There was never any doubt that an imminent Supreme Court decision on abortion, expected in the summer, would have a disproportionate effect on this year’s midterm campaigns. The problem was simply not expected to disrupt the races so quickly.
But with the leak of a draft opinion this week indicating that the Supreme Court is likely to overthrow Roe v. Wade, both right and left are tackling the issue. Democrats, who want to maintain their little control over Congress, hope abortion will boost their voters in an otherwise difficult year for the party — one marked by low approval ratings for President Biden and frustrations over the economy and inflation.
Stacey Abrams, the Democrat vying to become Georgia’s next governor in what will be one of the country’s most-watched contests this fall, temporarily halted her campaign fundraising efforts to raise money for abortion rights groups.
And current Georgia governor Brian Kemp is being pushed further to the right on this matter by his main challenger, David Perdue, the Trump-backed former senator. Perdue on Thursday pressured Mr. Kemp to promise to call a special session of the legislature to outlaw abortion if the court lifts federal protections for abortion rights.
In the high-spending Republican Senate primaries, a new ad Thursday from a super PAC that backed David McCormick in the race warns that Dr. Mehmet Oz, the former host of “The Dr. Oz Show” and the top of Mr. McCormick rival, “will betray us” because he is “not completely pro-life.”

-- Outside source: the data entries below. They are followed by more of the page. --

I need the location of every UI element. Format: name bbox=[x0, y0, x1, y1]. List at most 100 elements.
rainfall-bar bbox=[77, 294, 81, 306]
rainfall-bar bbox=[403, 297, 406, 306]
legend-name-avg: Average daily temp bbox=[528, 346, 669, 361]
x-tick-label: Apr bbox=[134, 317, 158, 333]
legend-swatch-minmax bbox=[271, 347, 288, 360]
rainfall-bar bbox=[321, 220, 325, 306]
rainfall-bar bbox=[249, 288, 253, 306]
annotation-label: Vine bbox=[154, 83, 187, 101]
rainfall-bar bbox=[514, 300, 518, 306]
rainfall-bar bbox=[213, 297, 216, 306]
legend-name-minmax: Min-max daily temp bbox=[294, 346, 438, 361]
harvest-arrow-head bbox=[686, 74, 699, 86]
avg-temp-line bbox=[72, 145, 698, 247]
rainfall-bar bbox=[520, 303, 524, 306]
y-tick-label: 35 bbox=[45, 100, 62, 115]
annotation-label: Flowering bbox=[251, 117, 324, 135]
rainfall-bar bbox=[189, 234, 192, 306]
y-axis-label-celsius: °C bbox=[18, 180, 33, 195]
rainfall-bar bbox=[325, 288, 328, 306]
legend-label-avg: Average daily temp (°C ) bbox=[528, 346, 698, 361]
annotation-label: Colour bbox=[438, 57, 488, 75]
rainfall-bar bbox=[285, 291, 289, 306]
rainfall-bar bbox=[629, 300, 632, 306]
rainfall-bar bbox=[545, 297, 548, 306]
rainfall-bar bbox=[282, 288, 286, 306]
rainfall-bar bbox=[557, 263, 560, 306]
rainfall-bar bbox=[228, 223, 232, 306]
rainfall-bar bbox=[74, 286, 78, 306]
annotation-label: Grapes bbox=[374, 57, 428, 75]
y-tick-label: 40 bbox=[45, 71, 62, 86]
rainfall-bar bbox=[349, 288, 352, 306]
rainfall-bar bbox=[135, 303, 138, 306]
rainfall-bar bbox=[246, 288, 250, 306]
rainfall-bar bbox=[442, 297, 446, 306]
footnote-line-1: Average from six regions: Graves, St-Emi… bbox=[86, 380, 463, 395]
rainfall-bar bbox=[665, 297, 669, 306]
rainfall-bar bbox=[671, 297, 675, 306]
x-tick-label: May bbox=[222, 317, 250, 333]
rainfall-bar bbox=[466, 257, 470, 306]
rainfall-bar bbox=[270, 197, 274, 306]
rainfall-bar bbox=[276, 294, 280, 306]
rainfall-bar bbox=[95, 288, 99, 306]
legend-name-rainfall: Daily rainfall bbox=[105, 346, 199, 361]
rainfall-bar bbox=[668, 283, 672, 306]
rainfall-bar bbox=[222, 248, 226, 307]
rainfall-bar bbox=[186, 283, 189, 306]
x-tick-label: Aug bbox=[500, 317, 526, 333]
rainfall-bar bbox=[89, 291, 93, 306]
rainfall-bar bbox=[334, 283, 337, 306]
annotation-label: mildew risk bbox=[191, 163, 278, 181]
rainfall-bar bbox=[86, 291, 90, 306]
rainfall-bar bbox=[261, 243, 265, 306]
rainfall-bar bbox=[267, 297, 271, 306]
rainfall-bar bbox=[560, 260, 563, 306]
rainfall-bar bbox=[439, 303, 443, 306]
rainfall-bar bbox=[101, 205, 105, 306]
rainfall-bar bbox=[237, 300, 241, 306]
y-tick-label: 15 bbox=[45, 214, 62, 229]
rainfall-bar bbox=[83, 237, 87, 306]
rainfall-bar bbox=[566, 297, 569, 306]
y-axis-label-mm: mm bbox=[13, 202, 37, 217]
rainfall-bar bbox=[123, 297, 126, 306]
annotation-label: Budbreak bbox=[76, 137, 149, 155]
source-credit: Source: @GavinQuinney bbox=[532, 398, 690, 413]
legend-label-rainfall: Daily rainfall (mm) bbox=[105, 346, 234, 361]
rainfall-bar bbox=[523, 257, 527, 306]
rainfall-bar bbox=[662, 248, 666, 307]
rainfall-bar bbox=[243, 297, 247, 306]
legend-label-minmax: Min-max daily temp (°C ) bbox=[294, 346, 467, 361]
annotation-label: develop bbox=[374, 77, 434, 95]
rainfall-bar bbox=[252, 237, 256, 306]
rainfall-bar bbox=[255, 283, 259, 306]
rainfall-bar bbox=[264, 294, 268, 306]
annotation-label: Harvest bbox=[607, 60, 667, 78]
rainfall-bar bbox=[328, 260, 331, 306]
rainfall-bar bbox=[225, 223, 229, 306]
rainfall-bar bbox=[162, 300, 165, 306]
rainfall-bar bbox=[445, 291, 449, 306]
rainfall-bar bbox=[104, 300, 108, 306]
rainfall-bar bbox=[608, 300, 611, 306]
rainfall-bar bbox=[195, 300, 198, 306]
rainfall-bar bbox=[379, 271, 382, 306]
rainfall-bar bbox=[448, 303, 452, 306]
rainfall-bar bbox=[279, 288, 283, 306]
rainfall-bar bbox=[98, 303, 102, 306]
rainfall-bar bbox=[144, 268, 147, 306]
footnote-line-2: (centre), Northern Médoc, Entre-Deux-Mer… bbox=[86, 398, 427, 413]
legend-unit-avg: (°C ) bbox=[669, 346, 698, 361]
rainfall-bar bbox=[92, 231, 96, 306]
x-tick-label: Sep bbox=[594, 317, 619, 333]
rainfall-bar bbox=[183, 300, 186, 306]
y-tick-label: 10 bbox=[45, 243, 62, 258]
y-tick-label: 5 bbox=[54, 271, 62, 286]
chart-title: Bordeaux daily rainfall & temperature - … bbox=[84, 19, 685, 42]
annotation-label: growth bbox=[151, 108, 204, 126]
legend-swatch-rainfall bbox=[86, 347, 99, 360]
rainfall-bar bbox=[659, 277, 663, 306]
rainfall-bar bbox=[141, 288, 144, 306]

The issue may also raise the profile of a much lesser-known Republican candidate in Pennsylvania’s race: Kathy Barnette, a political commentator who has said the only exception should be when the mother’s life is at stake. The morning after the draft decision was published, Ms. Barnette wrote on Twitter that she was the “byproduct of rape” and added a four minute video, which has been viewed more than 350,000 times.
In North Carolina, where an open Senate seat has drawn overcrowded primaries on both sides of the aisle, presumptive Democratic nominee Cheri Beasley is lining up Republicans in the race as extremists who oppose abortion “even in the case of incest, rape whether a mother’s health is in danger.”
The presumptive Democratic nominee for governor in Pennsylvania, Josh Shapiro, is not waiting for a winner to be chosen in the May 17 Republican primaries to go on the offensive. On Thursday, Mr. Shapiro’s campaign ran a TV ad against state senator Doug Mastriano, a leading Republican contender, who said he “wants to ban abortion.”
The leaked draft opinion has also raised the stakes for a critical Democratic rematch taking place in Texas, where progressive attorney Jessica Cisneros is in a runoff on May 24 with Representative Henry Cuellar, who was the only congressional Democrat to oppose a U.S. House bill. voted that would have overturned Texas’s near-total abortion ban.
Minutes after the draft decision was published, framed the race as an opportunity to protect those rights.
In Arizona, as several Republicans compete for the chance to challenge Senator Mark Kelly, a Democrat, Mr. Kelly conceived of the abortion issue as a generational struggle for freedoms. “It is wrong that my granddaughter may soon have fewer rights than my grandmother,” he wrote on Facebook on Tuesday.
The candidates in the race’s Republican primaries have also jumped on the issue. Blake Masters, a venture capitalist, described abortion in graphic terms on Twitter, and said mr. Kelly “wants to force your state to allow it.”
Mark Brnovich, another leading Republican in the Arizona Senate primaries and the state attorney general, has made the opposition to abortion a hot topic of conversation. He said the Supreme Court should send Roe v. Wade “to the ash heap of history where it belongs.”